Il percorso prevede più tappe. Una volta maturata la volontà di dedicarsi all’attività di pompiere volontario, l’interessato si annuncia su un portale dedicato e partecipa ad una serata informativa. Poi si passa alla fase più impegnativa, che comprende dei test fisici e di conoscenza generale, dove un occhio di riguardo viene posto su eventuali tendenze alla claustrofobia e alle vertigini (nemici giurati del pompiere). Dopo i test viene stilata una descrizione o una fotografia della persona che verrà sottoposta al comando del corpo pompieri di riferimento, il quale procederà a dei colloqui diretti con l’aspirante pompiere. Da qui, infine, la decisione se arruolarlo o no.
Ma in tutto questo si considera anche l’aspetto psicologico della persona, da cui potrebbe emergere un rapporto problematico con il fuoco? “L’aspetto non viene analizzato con degli specialisti, ma viene soprattutto toccato nella fase finale del colloquio”, spiega Nelson Ortelli, direttore della Federazione Pompieri Ticino, ai microfoni di SEIDISERA. “I comandanti hanno un po’ il feeling nel capire certe cose. Non vi è proprio un’analisi con uno specialista del caso, questo no”.
“Ci si basa molto sull’esperienza del comandante che interroga l’aspirante”, prosegue Ortelli. “Di elementi non ce n’è uno in particolare... la valutazione è un po’ legata anche al vissuto del comandante che magari, suo malgrado, si è già visto confrontato con queste situazioni. Qualche domanda messa lì a puntino può far capire dalla risposta, dall’atteggiamento, dal non verbale... se c’è magari qualcosa sotto”.

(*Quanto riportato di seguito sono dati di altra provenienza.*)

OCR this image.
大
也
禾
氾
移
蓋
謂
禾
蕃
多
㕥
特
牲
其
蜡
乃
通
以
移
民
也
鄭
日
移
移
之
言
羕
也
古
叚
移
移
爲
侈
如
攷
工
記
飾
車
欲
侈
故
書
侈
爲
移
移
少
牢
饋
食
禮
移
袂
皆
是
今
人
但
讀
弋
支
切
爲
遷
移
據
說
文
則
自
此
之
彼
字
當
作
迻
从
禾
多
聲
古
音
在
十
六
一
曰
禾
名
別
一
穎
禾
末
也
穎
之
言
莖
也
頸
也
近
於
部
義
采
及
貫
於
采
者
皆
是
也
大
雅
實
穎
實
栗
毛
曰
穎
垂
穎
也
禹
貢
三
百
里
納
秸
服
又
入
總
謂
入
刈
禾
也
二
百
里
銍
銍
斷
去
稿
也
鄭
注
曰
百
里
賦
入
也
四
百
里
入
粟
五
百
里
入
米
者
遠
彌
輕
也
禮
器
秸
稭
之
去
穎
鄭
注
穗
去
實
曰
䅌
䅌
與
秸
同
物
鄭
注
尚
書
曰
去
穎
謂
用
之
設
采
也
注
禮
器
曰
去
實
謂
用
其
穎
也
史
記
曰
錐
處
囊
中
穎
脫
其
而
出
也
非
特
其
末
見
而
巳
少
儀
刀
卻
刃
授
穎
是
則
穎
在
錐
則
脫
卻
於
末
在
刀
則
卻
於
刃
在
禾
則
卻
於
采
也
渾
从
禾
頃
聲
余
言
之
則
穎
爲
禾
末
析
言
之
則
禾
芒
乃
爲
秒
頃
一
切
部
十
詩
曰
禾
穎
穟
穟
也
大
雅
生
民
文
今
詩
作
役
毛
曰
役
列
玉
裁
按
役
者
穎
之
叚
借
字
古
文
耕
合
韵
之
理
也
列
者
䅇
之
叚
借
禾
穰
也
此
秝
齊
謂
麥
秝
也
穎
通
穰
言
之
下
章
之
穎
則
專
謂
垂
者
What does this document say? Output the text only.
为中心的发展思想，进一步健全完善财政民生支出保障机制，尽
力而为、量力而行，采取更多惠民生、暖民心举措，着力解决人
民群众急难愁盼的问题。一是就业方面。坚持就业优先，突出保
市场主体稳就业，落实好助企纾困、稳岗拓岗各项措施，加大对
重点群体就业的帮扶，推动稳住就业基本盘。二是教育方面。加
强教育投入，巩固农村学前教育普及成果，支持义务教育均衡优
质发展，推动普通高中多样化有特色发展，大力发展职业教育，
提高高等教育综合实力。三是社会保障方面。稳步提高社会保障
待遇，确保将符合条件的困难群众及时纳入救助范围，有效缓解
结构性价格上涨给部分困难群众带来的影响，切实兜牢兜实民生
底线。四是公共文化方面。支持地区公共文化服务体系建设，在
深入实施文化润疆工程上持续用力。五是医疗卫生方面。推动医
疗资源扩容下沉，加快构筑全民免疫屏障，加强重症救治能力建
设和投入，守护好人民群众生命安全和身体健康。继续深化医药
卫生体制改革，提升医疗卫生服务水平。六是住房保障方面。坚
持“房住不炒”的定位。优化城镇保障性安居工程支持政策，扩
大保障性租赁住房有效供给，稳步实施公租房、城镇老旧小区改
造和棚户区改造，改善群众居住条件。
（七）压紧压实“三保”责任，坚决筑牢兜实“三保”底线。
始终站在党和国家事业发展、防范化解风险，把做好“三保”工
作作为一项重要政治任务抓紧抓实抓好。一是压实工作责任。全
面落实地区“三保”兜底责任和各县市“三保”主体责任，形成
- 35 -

Per Ortelli, comunque, il sistema non necessita di modifiche. “Noi abbiamo un servizio che si basa sul volontariato e quindi la persona ha la sua attività al suo lavoro, il suo trascorso passato, il suo avvenire. I corpi pompieri sono un po’ lo specchio della società, come qualsiasi società civile. C’è chi si comporta bene, chi si comporta meno bene. Introdurre un’analisi particolareggiata che porta a definire un profilo di una persona... la vedo molto difficile, anche perché parliamo sempre di probabilità”.
Tornando, infine, al caso del 21enne pompiere che ha appiccato i roghi nel Malcantone, Ortelli si dice rattristato. “Il nostro servizio è basato molto sulla fiducia”, conclude il direttore della Federazione Pompieri Ticino. “In un intervento ci fidiamo del nostro collega, che è chiamato anche a salvare la vita in alcune situazioni pericolose. Quindi tradire questa fiducia fa male”.